El grupo frigorífico suele situarse en la parte inferior derecha o en el centro inferior, lo que facilita el mantenimiento y garantiza una mejor disipación térmica incluso en espacios reducidos. Se deben preferir sistemáticamente los condensadores accesibles desde la parte frontal: un condensador sucio puede provocar una pérdida de hasta un 20 % de eficiencia en la capacidad frigorífica declarada.

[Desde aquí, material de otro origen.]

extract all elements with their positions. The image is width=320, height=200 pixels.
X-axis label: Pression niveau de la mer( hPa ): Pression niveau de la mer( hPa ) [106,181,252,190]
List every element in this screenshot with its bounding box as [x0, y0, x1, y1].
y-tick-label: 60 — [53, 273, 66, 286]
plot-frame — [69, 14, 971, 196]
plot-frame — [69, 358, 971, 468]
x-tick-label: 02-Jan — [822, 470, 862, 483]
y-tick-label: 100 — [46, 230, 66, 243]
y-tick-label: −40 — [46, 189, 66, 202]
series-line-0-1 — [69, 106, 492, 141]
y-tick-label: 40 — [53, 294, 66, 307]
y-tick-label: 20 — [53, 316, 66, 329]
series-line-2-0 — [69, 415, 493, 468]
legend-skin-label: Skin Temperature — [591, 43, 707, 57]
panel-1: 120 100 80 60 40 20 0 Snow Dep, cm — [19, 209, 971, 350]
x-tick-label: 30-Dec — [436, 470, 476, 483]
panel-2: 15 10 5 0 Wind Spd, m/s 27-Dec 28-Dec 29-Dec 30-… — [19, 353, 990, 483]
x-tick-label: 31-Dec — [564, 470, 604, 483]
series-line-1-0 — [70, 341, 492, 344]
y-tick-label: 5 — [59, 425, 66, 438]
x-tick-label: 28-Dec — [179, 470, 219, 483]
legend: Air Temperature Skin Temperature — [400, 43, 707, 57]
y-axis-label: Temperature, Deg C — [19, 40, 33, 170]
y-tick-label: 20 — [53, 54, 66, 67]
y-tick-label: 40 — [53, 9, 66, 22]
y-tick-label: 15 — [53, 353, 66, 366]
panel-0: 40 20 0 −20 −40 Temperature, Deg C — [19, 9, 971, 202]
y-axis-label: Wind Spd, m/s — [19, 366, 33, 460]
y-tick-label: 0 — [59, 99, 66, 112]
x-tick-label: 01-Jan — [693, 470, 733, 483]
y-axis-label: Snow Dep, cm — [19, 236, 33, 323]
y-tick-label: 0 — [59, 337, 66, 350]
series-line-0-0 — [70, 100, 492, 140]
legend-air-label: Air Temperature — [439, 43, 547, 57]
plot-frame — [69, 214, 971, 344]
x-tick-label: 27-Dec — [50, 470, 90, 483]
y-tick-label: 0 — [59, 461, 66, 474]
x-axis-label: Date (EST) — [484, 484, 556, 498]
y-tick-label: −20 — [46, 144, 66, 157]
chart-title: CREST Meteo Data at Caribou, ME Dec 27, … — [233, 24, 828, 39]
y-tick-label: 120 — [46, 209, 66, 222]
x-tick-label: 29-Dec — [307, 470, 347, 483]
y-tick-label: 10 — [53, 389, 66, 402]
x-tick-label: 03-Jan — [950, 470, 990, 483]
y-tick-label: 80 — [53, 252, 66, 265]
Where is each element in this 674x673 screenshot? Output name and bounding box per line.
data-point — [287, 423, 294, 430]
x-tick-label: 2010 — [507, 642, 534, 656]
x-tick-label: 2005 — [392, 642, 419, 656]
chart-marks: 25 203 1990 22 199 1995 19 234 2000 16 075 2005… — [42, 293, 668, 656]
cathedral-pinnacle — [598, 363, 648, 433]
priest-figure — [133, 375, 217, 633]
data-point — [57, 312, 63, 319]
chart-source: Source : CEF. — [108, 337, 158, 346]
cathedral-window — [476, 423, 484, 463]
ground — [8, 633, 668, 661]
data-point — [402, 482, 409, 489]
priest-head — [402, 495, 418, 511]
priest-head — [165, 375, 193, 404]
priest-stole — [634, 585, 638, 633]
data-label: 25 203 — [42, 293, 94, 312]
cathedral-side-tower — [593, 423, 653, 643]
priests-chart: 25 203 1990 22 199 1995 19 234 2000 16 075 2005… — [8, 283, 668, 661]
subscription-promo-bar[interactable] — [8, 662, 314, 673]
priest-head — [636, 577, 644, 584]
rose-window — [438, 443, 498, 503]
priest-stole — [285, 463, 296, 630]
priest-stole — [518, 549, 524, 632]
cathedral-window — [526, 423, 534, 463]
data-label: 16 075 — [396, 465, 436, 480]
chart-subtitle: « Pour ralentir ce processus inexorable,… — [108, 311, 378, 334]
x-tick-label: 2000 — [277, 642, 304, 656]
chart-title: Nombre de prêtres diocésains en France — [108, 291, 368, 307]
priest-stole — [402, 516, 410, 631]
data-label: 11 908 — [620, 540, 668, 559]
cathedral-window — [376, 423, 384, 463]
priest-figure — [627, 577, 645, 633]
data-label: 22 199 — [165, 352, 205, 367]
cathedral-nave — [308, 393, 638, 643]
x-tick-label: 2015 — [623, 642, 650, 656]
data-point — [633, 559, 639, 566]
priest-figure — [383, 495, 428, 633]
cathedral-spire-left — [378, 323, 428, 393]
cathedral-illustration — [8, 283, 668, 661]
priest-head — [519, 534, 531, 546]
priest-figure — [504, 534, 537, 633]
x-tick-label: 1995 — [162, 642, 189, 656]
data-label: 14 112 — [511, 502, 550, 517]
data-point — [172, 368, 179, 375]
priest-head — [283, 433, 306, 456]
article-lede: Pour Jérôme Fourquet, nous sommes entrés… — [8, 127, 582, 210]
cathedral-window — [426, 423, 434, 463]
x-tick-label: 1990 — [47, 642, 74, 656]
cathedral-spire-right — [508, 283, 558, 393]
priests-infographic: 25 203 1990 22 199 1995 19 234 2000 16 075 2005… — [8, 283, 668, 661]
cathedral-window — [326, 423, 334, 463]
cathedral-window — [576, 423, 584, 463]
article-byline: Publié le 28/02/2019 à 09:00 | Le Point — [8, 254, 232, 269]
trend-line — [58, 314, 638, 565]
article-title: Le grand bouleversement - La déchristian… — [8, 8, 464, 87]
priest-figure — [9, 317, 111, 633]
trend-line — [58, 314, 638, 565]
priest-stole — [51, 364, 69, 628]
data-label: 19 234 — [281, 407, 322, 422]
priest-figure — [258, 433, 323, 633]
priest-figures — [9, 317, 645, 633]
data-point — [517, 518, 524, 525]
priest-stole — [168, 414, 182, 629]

Materiales y conformidad: acero inoxidable AISI 304 y normas de higiene alimentaria
La encimera debe ser de acero inoxidable AISI 304 con un espesor mínimo de 0,8 mm, con esquinas redondeadas en el interior de las cubetas y juntas de silicona fácilmente desmontables. Estos dos puntos no son anecdóticos: un ángulo vivo acumula residuos difíciles de desinfectar, y una junta pegada será objeto de observación en una inspección sanitaria. Los modelos que cumplen con las normas CE y NSF ofrecen una base documental sólida para los controles de la DDPP. La certificación NF de higiene alimentaria, aunque no es obligatoria, indica un nivel de diseño probado y documentado más allá del marcado CE.
Saladette para pizza: encimera de mármol o acero inoxidable, altura de la vitrina de 150 a 200 mm, anchura de 140 a 200 cm, bandejas GN 1/3 o 1/6 en la superficie
Saladette para aperitivos/bocadillos: modelos compactos (120 a 150 cm), a menudo sin vitrina, con armario de 2 puertas en la parte inferior y de 4 a 6 bandejas GN en la superficie
Mantenimiento y vida útil: lo que marca la diferencia tras cinco años de uso
Un grupo frigorífico de calidad industrial (Embraco, Tecumseh, Danfoss) aguanta fácilmente de 8 a 12 años con un mantenimiento semestral del condensador y una sustitución preventiva de las juntas cada 2 o 3 años. Por el contrario, un compresor genérico sobredimensionado para la clase climática anunciada fallará ya en la segunda o tercera temporada de calor. El coste del mantenimiento preventivo —limpieza del condensador, comprobación del gas refrigerante (R290 o R134a para los modelos recientes), control de los umbrales de alarma— no tiene comparación con el coste de una intervención de emergencia en pleno funcionamiento.
Antes de la compra, compruebe sistemáticamente la disponibilidad de piezas de recambio (juntas, bandejas GN, rejillas del condensador), la presencia de un termostato digital con sonda externa visible y la potencia frigorífica neta declarada en vatios, no solo el consumo nominal. Una vitrina refrigerada que indique 160 W de consumo con una potencia frigorífica de 450 W en el grupo está correctamente dimensionada para un uso continuo en una cocina caliente. Una que indique 160 W sin especificar la potencia frigorífica deja un vacío técnico que debería bastar para replantearse la compra.